Morphine has to be the best kept secret in indie rock. For a decade, they existed, quietly making fantastic music; then their singer died. Still, no one knows them.
I got into Morphine because Collective Soul covered them - they passable cover of "You Speak My Language" on the massively underrated Blender album. So I checked them out. Downloaded a few songs. Liked what I heard. Downloaded a few more. Etc. I have dozens of Morphine songs on my computer now, and several albums. I'd have more, but you might have picked up that I acquire songs slowly - rarely an album at a time.
One of the things I like about Morphine is a minor technical thing, but it still matters - their lineup was weird. Drums, slide bass (like slide guitar, but bass) and a baritone sax.

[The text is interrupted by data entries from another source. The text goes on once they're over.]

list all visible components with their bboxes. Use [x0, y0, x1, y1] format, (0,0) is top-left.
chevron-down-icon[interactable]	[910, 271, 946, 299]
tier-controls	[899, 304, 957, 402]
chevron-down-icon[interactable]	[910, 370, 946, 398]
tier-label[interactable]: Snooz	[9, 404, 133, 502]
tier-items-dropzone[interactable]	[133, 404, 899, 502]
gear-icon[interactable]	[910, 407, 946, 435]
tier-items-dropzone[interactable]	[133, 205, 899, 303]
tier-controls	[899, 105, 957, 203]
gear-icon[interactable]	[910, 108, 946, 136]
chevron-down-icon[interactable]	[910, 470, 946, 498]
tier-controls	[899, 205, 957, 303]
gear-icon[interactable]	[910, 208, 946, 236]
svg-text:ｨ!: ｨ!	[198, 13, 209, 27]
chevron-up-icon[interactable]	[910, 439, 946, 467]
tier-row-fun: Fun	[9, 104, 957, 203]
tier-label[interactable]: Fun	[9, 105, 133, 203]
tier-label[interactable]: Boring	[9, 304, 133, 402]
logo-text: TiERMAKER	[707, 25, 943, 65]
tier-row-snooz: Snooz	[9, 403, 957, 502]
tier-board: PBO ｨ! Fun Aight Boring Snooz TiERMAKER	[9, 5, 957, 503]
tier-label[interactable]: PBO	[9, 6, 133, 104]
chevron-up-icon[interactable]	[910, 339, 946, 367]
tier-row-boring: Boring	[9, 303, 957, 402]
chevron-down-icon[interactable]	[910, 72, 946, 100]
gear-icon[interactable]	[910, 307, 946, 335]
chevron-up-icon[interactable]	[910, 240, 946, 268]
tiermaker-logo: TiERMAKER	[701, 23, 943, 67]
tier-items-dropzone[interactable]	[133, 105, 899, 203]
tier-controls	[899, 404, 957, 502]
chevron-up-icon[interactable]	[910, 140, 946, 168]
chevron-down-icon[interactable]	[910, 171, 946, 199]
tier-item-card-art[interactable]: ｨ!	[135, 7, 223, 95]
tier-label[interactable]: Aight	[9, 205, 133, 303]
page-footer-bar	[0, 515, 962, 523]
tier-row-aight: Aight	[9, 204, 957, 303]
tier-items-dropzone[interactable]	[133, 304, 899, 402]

That was basically it. It goes back to something I've thought for a while - we get so locked into the guitar bass drums sometimes keys rock band lineup, that we ignore a lot of good possibilities. How many bands would have prospered if they'd thought to put an ad up for a saxophone player?
Morphine concentrated almost entirely on the low range of the instruments - the slide bass would play these slippery riffs, the horn would bubble up, but never higher than mid-range, and Mark Sandman's baritone would sing these bizarre, almost Beat poetry lyrics. The whole vibe was like jazz club full of menace. My favorite line from a song of theirs: "Found a woman who was soft but she's also hard/While I slept, she nailed down my heart." Second favorite: "She had a smile that swirled, she had a smile that curled, she had a smile that swerved all over the road."
Every once in a while I'll put Morphine on at work - it's mellow enough to usually make it past the radar, but still sometimes a pounding groove like "Eleven O'Clock" will raise an eyebrow. The only problem with Morphine is that they had a tendency to go over the same ground a lot - they were one of those bands that had a unique sound, and stuck with it.
Still, to dip into every once in a while, it was a great sound. That's one of the reasons I love indie rock - you find these weird bands, with their own sound, and you can sample them - add a little of their spice to your collection, dip in, and then head off to something else.